Link to draft standard: ICEventsWG/draft_proposals_current/icrc75draft.md at main · icdevs/ICEventsWG · GitHub
Link to motoko implementation: GitHub - icdevsorg/icrc75.mo: ICRC-75 for Motoko

OVS Ledger

As mentioned before, this functionality could/may migrate to the actual cycles ledger. In the meantime we’ve taken the opportunity to implement a number of experimental ICRCs to test their robustness and usefulness. We’ve deployed an OVS ledger that you can point your libraries heuristic at to collect cycles. You could of course point to your own cycles wallet that has a deposit endpoint, but by using the OVS ledger we’ll get community-wide statistics about the volume of cycles we’re distributing via open-source software.

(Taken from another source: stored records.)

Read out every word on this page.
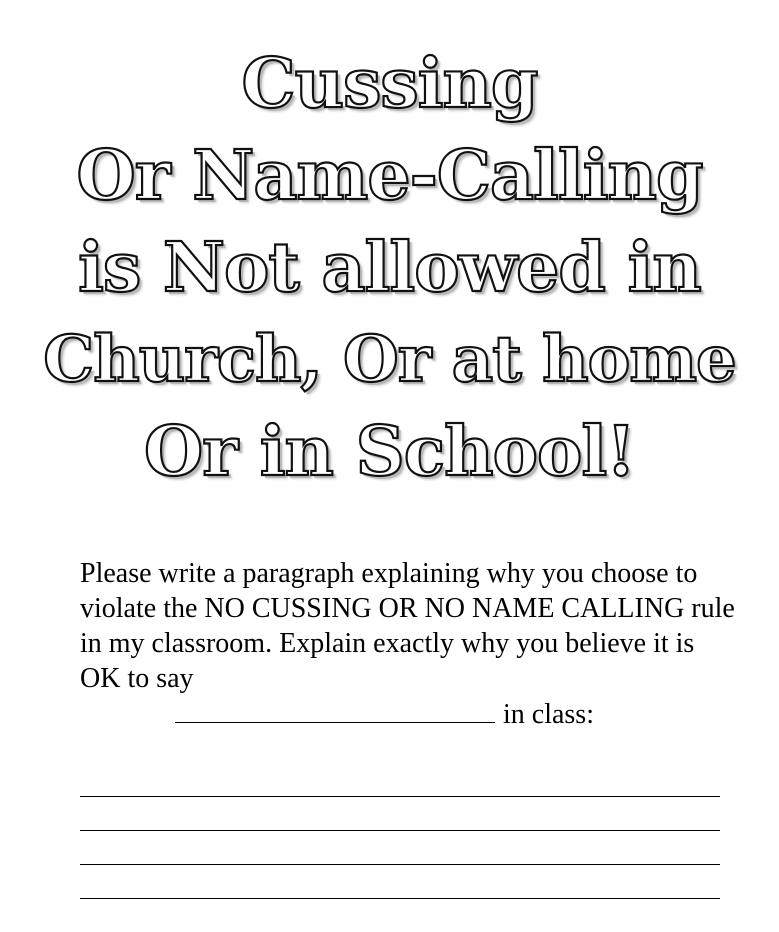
Cussing
Or Name-Calling
is Not allowed in
Church, Or at home
Or in School!

Please write a paragraph explaining why you choose to violate the NO CUSSING OR NO NAME CALLING rule in my classroom. Explain exactly why you believe it is OK to say

in class:
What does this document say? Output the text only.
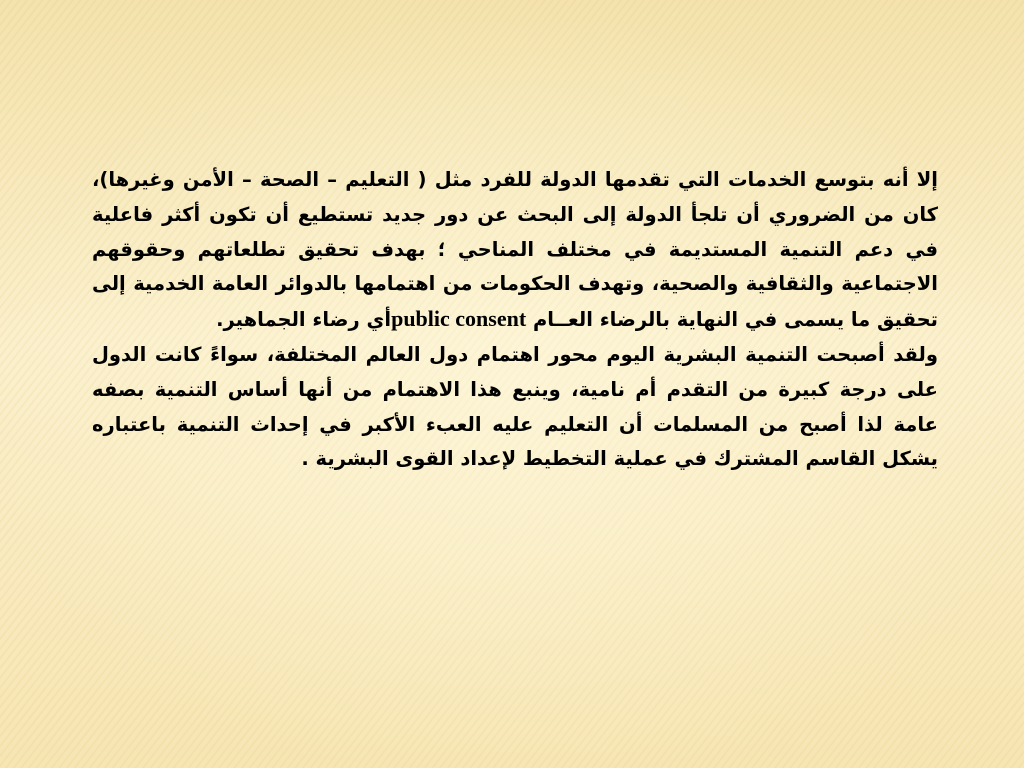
إلا أنه بتوسع الخدمات التي تقدمها الدولة للفرد مثل ( التعليم – الصحة – الأمن وغيرها)، كان من الضروري أن تلجأ الدولة إلى البحث عن دور جديد تستطيع أن تكون أكثر فاعلية في دعم التنمية المستديمة في مختلف المناحي ؛ بهدف تحقيق تطلعاتهم وحقوقهم الاجتماعية والثقافية والصحية، وتهدف الحكومات من اهتمامها بالدوائر العامة الخدمية إلى تحقيق ما يسمى في النهاية بالرضاء العــام public consentأي رضاء الجماهير.

ولقد أصبحت التنمية البشرية اليوم محور اهتمام دول العالم المختلفة، سواءً كانت الدول على درجة كبيرة من التقدم أم نامية، وينبع هذا الاهتمام من أنها أساس التنمية بصفه عامة لذا أصبح من المسلمات أن التعليم عليه العبء الأكبر في إحداث التنمية باعتباره يشكل القاسم المشترك في عملية التخطيط لإعداد القوى البشرية .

Codebase: GitHub - icdevsorg/ovs-ledger: Open Value Sharing Ledger
Deployment: q26le-iqaaa-aaaam-actsa-cai - https://dashboard.internetcomputer.org/canister/q26le-iqaaa-aaaam-actsa-cai - It is an ICRC1/2/3/4 ledger with the 85/86/75/84 endpoints to provide a robust cycle claim and tracking infrastructure.

ovs-fixed

This is a Motoko implementation of a fixed heuristic that you can use in your libraries if you want a default OVS sharing pathway. This heuristic will let you easily implement something like “Send me 1XDR of cycles a month unless the users calls my functions X number of times and then send me 2XDR a month. If they override this behavior with a different heuristic, notify that heuristic, and if they turn OVS off, just continue”

Link: Mops • Motoko Package Manager
Implementation: You can find an example implementation of the library in the ICRC-75 implementation at icrc75.mo/src/lib.mo at 9218d753b3ebc5cadde0ef19ac5c0ab77fd7eeee · icdevsorg/icrc75.mo · GitHub

(Yes, this means that the OVS Ledger sends itself cycles for use of the ICRC-75 library)

This is all a super long way from being complete and needs further discussion and modification. Jump in and let’s discuss.